Bloss keinen Krebs fangen
„Wir lieben die Förde und rudern auf der Förde“, schwärmt Ulrike von ihrem Heimrevier. Doch zur Kieler Woche sind die Wasserzeiten begrenzt. Zu dem in Kiel meist vorhandenen Wind gesellen sich noch viel mehr Bootswellen als schon zu normalen Zeiten. Aber, obwohl der Achter sehr anfällig für Wellen sei und gerne mal ein bisschen vollschwappe, liegt das Problem eher an Land. Vor den Clubgebäuden und Bootshallen befinden sich nun Zelte, Stände und viele entlang schlendernde Menschen. Vielleicht wäre ein Training um 6 Uhr morgens noch möglich – doch neun Menschen gleichzeitig zum Training zu bekommen, sei schon schwierig genug. Daher war die Generalprobe vor dem Kieler Stadtachter Rennen bereits am vergangenen Mittwoch. „Die ist gut gelaufen. Wir sind technisch stark. So eine gute Mannschaft hatten wir bisher noch nie.“ Allerdings könne das auch daran liegen, dass sie in diesem Jahr bereits doppelt so häufig zusammen draußen waren wie in den vergangenen Jahren, berichtet Julius. Jetzt darf nur im Kappelwasser der Kieler Förde kein Fehler passieren.

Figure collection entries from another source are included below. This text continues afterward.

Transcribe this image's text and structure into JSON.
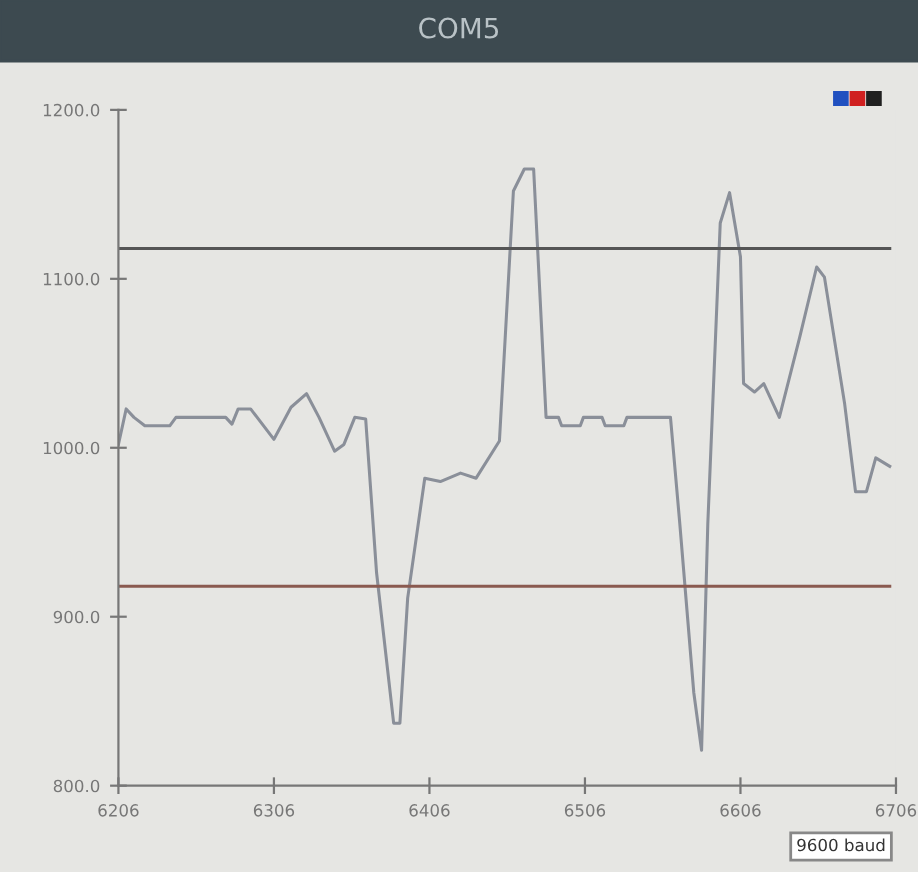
{
  "chart_data": {
    "type": "line",
    "title": "COM5",
    "x": [
      6206,
      6211,
      6216,
      6223,
      6239,
      6243,
      6275,
      6279,
      6283,
      6291,
      6306,
      6317,
      6327,
      6335,
      6345,
      6351,
      6358,
      6365,
      6372,
      6383,
      6387,
      6392,
      6403,
      6413,
      6426,
      6436,
      6451,
      6460,
      6467,
      6473,
      6481,
      6489,
      6491,
      6503,
      6505,
      6517,
      6519,
      6531,
      6533,
      6561,
      6567,
      6576,
      6581,
      6585,
      6593,
      6599,
      6606,
      6608,
      6615,
      6621,
      6625,
      6631,
      6644,
      6655,
      6660,
      6673,
      6680,
      6687,
      6693,
      6702
    ],
    "series": [
      {
        "color": "#8a8f99",
        "values": [
          1002,
          1023,
          1018,
          1013,
          1013,
          1018,
          1018,
          1014,
          1023,
          1023,
          1005,
          1024,
          1032,
          1018,
          998,
          1002,
          1018,
          1017,
          926,
          837,
          837,
          911,
          982,
          980,
          985,
          982,
          1004,
          1152,
          1165,
          1165,
          1018,
          1018,
          1013,
          1013,
          1018,
          1018,
          1013,
          1013,
          1018,
          1018,
          955,
          855,
          821,
          955,
          1133,
          1151,
          1113,
          1038,
          1033,
          1038,
          1030,
          1018,
          1065,
          1107,
          1101,
          1026,
          974,
          974,
          994,
          989
        ]
      },
      {
        "color": "#8a5a50",
        "values": [
          918,
          918,
          918,
          918,
          918,
          918,
          918,
          918,
          918,
          918,
          918,
          918,
          918,
          918,
          918,
          918,
          918,
          918,
          918,
          918,
          918,
          918,
          918,
          918,
          918,
          918,
          918,
          918,
          918,
          918,
          918,
          918,
          918,
          918,
          918,
          918,
          918,
          918,
          918,
          918,
          918,
          918,
          918,
          918,
          918,
          918,
          918,
          918,
          918,
          918,
          918,
          918,
          918,
          918,
          918,
          918,
          918,
          918,
          918,
          918
        ]
      },
      {
        "color": "#555555",
        "values": [
          1118,
          1118,
          1118,
          1118,
          1118,
          1118,
          1118,
          1118,
          1118,
          1118,
          1118,
          1118,
          1118,
          1118,
          1118,
          1118,
          1118,
          1118,
          1118,
          1118,
          1118,
          1118,
          1118,
          1118,
          1118,
          1118,
          1118,
          1118,
          1118,
          1118,
          1118,
          1118,
          1118,
          1118,
          1118,
          1118,
          1118,
          1118,
          1118,
          1118,
          1118,
          1118,
          1118,
          1118,
          1118,
          1118,
          1118,
          1118,
          1118,
          1118,
          1118,
          1118,
          1118,
          1118,
          1118,
          1118,
          1118,
          1118,
          1118,
          1118
        ]
      }
    ],
    "xlim": [
      6206,
      6706
    ],
    "xticks": [
      6206,
      6306,
      6406,
      6506,
      6606,
      6706
    ],
    "ylim": [
      800,
      1200
    ],
    "yticks": [
      {
        "value": 800,
        "label": "800.0"
      },
      {
        "value": 900,
        "label": "900.0"
      },
      {
        "value": 1000,
        "label": "1000.0"
      },
      {
        "value": 1100,
        "label": "1100.0"
      },
      {
        "value": 1200,
        "label": "1200.0"
      }
    ],
    "grid": false,
    "annotations": [
      "9600 baud"
    ]
  }
}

Immerhin geht es doch auch ein wenig ums Prestige. „Ich will gewinnen.“ Einen Krebs fangen oder vom Rollsitz rutschen, würde ihnen da einen Strich durch die Rechnung machen.
Wer mit dabei sein möchte, wenn der Startschuss zum Kieler Stadtachter fällt, braucht nur am Mittwoch ab 20 Uhr an der Kiellinie zwischen Blücherbrücke und Schülerbootssteg aufs Wasser zu schauen.